Whereas the diffusion of water molecules in the bulk liquid depends entirely on breaking hydrogen bonds, the diffusion of proton defects (i.e., an excess proton in acid or a proton deficit in base) is expedited by proton hopping across hydrogen bonds.  The details of this process are well understood in acid, and the process in base was believed to occur in analogous fashion. However, theoretical studies of hydroxide have given highly divergent predictions of solvation structures and diffusion rates, depending on the chosen recipe for such simulations: some predicted the traditionally expected solvation structures and some predicted the experimentally observed diffusion trends, but none do both.
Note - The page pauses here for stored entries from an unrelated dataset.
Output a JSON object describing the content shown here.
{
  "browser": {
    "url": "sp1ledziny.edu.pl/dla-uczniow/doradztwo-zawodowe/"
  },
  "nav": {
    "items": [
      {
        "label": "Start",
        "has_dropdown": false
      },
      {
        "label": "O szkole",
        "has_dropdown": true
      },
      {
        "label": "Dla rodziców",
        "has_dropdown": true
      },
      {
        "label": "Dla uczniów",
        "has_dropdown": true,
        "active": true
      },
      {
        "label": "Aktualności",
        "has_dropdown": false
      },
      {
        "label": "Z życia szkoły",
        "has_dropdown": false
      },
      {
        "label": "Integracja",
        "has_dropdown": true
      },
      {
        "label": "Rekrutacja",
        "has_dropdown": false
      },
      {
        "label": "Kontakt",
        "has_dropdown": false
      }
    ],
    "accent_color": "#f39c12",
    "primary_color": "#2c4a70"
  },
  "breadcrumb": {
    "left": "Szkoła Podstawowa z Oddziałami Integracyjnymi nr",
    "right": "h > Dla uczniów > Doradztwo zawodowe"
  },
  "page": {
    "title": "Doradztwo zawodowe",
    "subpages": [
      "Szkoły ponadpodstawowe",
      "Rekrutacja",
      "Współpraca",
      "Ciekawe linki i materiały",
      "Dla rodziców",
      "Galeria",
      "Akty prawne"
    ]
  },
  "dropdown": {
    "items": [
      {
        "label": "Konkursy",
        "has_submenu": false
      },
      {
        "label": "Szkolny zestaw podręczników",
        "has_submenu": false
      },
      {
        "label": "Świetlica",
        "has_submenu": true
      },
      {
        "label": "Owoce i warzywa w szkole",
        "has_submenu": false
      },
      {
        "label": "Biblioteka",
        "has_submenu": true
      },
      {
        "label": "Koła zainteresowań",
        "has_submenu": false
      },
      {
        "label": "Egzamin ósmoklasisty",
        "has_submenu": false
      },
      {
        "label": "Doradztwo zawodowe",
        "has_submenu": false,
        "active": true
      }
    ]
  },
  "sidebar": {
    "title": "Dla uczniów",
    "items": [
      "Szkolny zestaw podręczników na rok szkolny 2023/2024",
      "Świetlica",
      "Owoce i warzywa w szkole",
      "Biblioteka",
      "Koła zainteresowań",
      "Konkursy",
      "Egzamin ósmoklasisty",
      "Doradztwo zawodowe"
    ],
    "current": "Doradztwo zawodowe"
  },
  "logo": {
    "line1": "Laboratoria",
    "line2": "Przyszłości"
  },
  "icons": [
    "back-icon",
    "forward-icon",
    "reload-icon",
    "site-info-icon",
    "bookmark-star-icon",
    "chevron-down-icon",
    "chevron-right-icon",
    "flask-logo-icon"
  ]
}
Now Seyit Kale, a graduate student in Prof. Judith Herzfeld’s group, has studied proton defects using the group’s recently developed LEWIS force field.[1] The LEWIS simulations obtain the correct relative diffusion rates with hydroxide solvation structures that are analogous to those of hydronium,[2] thereby supporting the traditional picture of the “proton hole”. The authors also catch and characterize proton transfer events, identifying similar “special pairs”[3] as the intermediates in both cases (see figure).

[1]       S. Kale, J. Herzfeld, J. Chem. Phys. 2012, 136, 084109.
[2]       S. Kale, J. Herzfeld, Angew. Chem. Int. Edit. 2012 in press. DOI: 10.1002/anie.201203568.
[3]       O. Markovitch, H. Chen, S. Izvekov, F. Paesani, G. A. Voth, N. Agmon, J. Phys. Chem. B. 2008, 112, 9456-9466.